Variable input size example
In this example, we have a segmentation network that we would like to be able to execute in both landscape or portrait mode on a mobile phone. We assume the model has been trained to support these input sizes.
To create this model, we start by compiling two separate QNN context binaries for the two inputs. We then link these two assets together into a single context binary.
This example requires the package Torchvision. First we compile the single-graph context binaries:
from typing import Tuple
import torch
import torchvision
import qai_hub as hub
# Using pre-trained FCN ResNet-50 semantic segmentation model
# We wrap the model in a module to convert the output dictionary containing
# both the primary output and auxiliary output, to return only the primary.
class FCN(torch.nn.Module):
def __init__(self):
super().__init__()
self.model = torchvision.models.segmentation.fcn_resnet50(pretrained=True)
def forward(self, x):
return self.model(x)["out"]
torch_model = FCN()
torch_model.eval()
input_shape_landscape: Tuple[int, ...] = (1, 3, 256, 384)
input_shape_portrait: Tuple[int, ...] = (1, 3, 384, 256)
# Trace model
# The traced model will be the same for both input shapes, so the asset can be
# re-used for both compile jobs. For models where different input shapes
# trigger different code paths, link jobs will still work, but both inputs will
# need to be traced separately.
example_input = torch.rand(input_shape_landscape)
pt_model = torch.jit.trace(torch_model, example_input)
src_model = hub.upload_model(pt_model)
device = hub.Device("Samsung Galaxy S24 (Family)")
# Compile both models
compile_job_landscape = hub.submit_compile_job(
src_model,
name="FCN Landscape",
device=device,
options="--target_runtime qnn_context_binary --qnn_graph_name landscape",
input_specs=dict(image=input_shape_landscape),
)
assert isinstance(compile_job_landscape, hub.CompileJob)
compile_job_portrait = hub.submit_compile_job(
src_model,
name="FCN Portrait",
device=device,
options="--target_runtime qnn_context_binary --qnn_graph_name portrait",
input_specs=dict(image=input_shape_portrait),
)
assert isinstance(compile_job_portrait, hub.CompileJob)
model_landscape = compile_job_landscape.get_target_model()
model_portrait = compile_job_portrait.get_target_model()
assert isinstance(model_landscape, hub.Model)
assert isinstance(model_portrait, hub.Model)
Now we are ready to call submit_link_job()
to link the models together:
# Link the models
link_job = hub.submit_link_job(
[model_landscape, model_portrait],
name="FCN Landscape+Portrait",
)
assert isinstance(link_job, hub.LinkJob)
linked_model = link_job.get_target_model()
assert isinstance(linked_model, hub.Model)
The resulting model is a context binary that contains multiple graphs.
To profile or perform inference on such a model, we need to specify which graph
to use with --qnn_options context_enable_graphs=<graph_name>
. See
Qualcomm® AI Engine Direct Options for more information.

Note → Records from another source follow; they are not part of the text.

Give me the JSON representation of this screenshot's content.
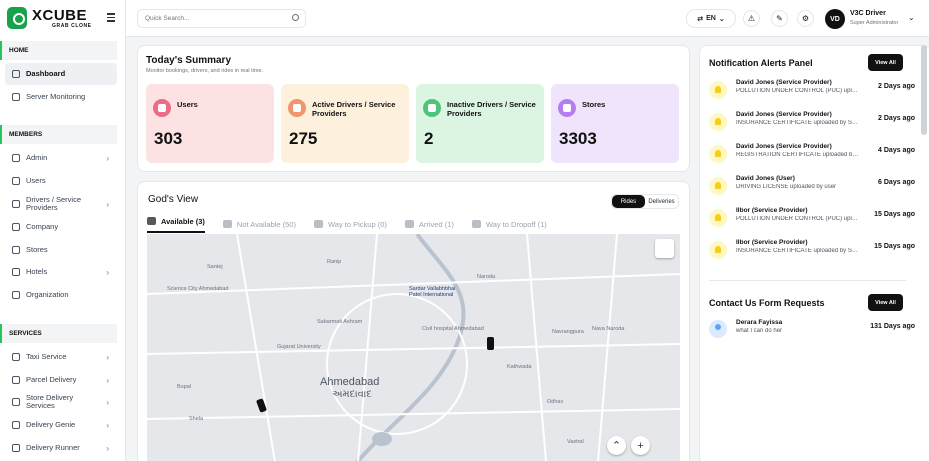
{
  "brand": {
    "name": "XCUBE",
    "tagline": "GRAB CLONE"
  },
  "sidebar": {
    "sections": [
      "HOME",
      "MEMBERS",
      "SERVICES"
    ],
    "home": [
      {
        "label": "Dashboard",
        "icon": "dashboard-icon"
      },
      {
        "label": "Server Monitoring",
        "icon": "monitor-icon"
      }
    ],
    "members": [
      {
        "label": "Admin",
        "icon": "admin-icon"
      },
      {
        "label": "Users",
        "icon": "users-icon"
      },
      {
        "label": "Drivers / Service Providers",
        "icon": "driver-icon"
      },
      {
        "label": "Company",
        "icon": "company-icon"
      },
      {
        "label": "Stores",
        "icon": "store-icon"
      },
      {
        "label": "Hotels",
        "icon": "hotel-icon"
      },
      {
        "label": "Organization",
        "icon": "organization-icon"
      }
    ],
    "services": [
      {
        "label": "Taxi Service",
        "icon": "taxi-icon"
      },
      {
        "label": "Parcel Delivery",
        "icon": "parcel-icon"
      },
      {
        "label": "Store Delivery Services",
        "icon": "store-delivery-icon"
      },
      {
        "label": "Delivery Genie",
        "icon": "genie-icon"
      },
      {
        "label": "Delivery Runner",
        "icon": "runner-icon"
      }
    ]
  },
  "topbar": {
    "search_placeholder": "Quick Search...",
    "language": "EN",
    "user": {
      "initials": "VD",
      "name": "V3C Driver",
      "role": "Super Administrator"
    }
  },
  "summary": {
    "title": "Today's Summary",
    "subtitle": "Monitor bookings, drivers, and rides in real time.",
    "stats": [
      {
        "label": "Users",
        "value": "303",
        "bg": "#fde2e4",
        "accent": "#ec6b86"
      },
      {
        "label": "Active Drivers / Service Providers",
        "value": "275",
        "bg": "#fdf0dc",
        "accent": "#f0956c"
      },
      {
        "label": "Inactive Drivers / Service Providers",
        "value": "2",
        "bg": "#dcf5e2",
        "accent": "#4ec47a"
      },
      {
        "label": "Stores",
        "value": "3303",
        "bg": "#efe4fb",
        "accent": "#b57ef0"
      }
    ]
  },
  "gods_view": {
    "title": "God's View",
    "toggle": [
      "Rides",
      "Deliveries"
    ],
    "tabs": [
      "Available (3)",
      "Not Available (50)",
      "Way to Pickup (0)",
      "Arrived (1)",
      "Way to Dropoff (1)"
    ],
    "map": {
      "city": "Ahmedabad",
      "city_local": "અમદાવાદ",
      "labels": [
        "Santej",
        "Ranip",
        "Naroda",
        "Sardar Vallabhbhai Patel International",
        "Navrangpura",
        "Sabarmati Ashram",
        "Gujarat University",
        "Civil hospital Ahmedabad",
        "Kathwada",
        "Bopal",
        "Shela",
        "Science City Ahmedabad",
        "Odhav",
        "Vastral",
        "Nava Naroda"
      ]
    }
  },
  "notifications": {
    "title": "Notification Alerts Panel",
    "view_all": "View All",
    "items": [
      {
        "name": "David Jones (Service Provider)",
        "message": "POLLUTION UNDER CONTROL (PUC) uploaded by Service Provider",
        "time": "2 Days ago"
      },
      {
        "name": "David Jones (Service Provider)",
        "message": "INSURANCE CERTIFICATE uploaded by Service Provider",
        "time": "2 Days ago"
      },
      {
        "name": "David Jones (Service Provider)",
        "message": "REGISTRATION CERTIFICATE uploaded by Service Provider",
        "time": "4 Days ago"
      },
      {
        "name": "David Jones (User)",
        "message": "DRIVING LICENSE uploaded by user",
        "time": "6 Days ago"
      },
      {
        "name": "Ilbor (Service Provider)",
        "message": "POLLUTION UNDER CONTROL (PUC) uploaded by Service Provider",
        "time": "15 Days ago"
      },
      {
        "name": "Ilbor (Service Provider)",
        "message": "INSURANCE CERTIFICATE uploaded by Service Provider",
        "time": "15 Days ago"
      }
    ]
  },
  "contact": {
    "title": "Contact Us Form Requests",
    "view_all": "View All",
    "items": [
      {
        "name": "Derara Fayissa",
        "message": "what I can do her",
        "time": "131 Days ago"
      }
    ]
  }
}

The available graph names in a context binary can be found in the model’s Qualcomm® AI Hub
page in the Metadata section. In the above example, we deliberately set the graph
names during compilation using the --qnn_graph_name
option. To profile
the model above:
# Profile the portrait model
profile_job = hub.submit_profile_job(
linked_model,
name="FCN Portrait",
device=device,
options="--qnn_options context_enable_graphs=portrait",
)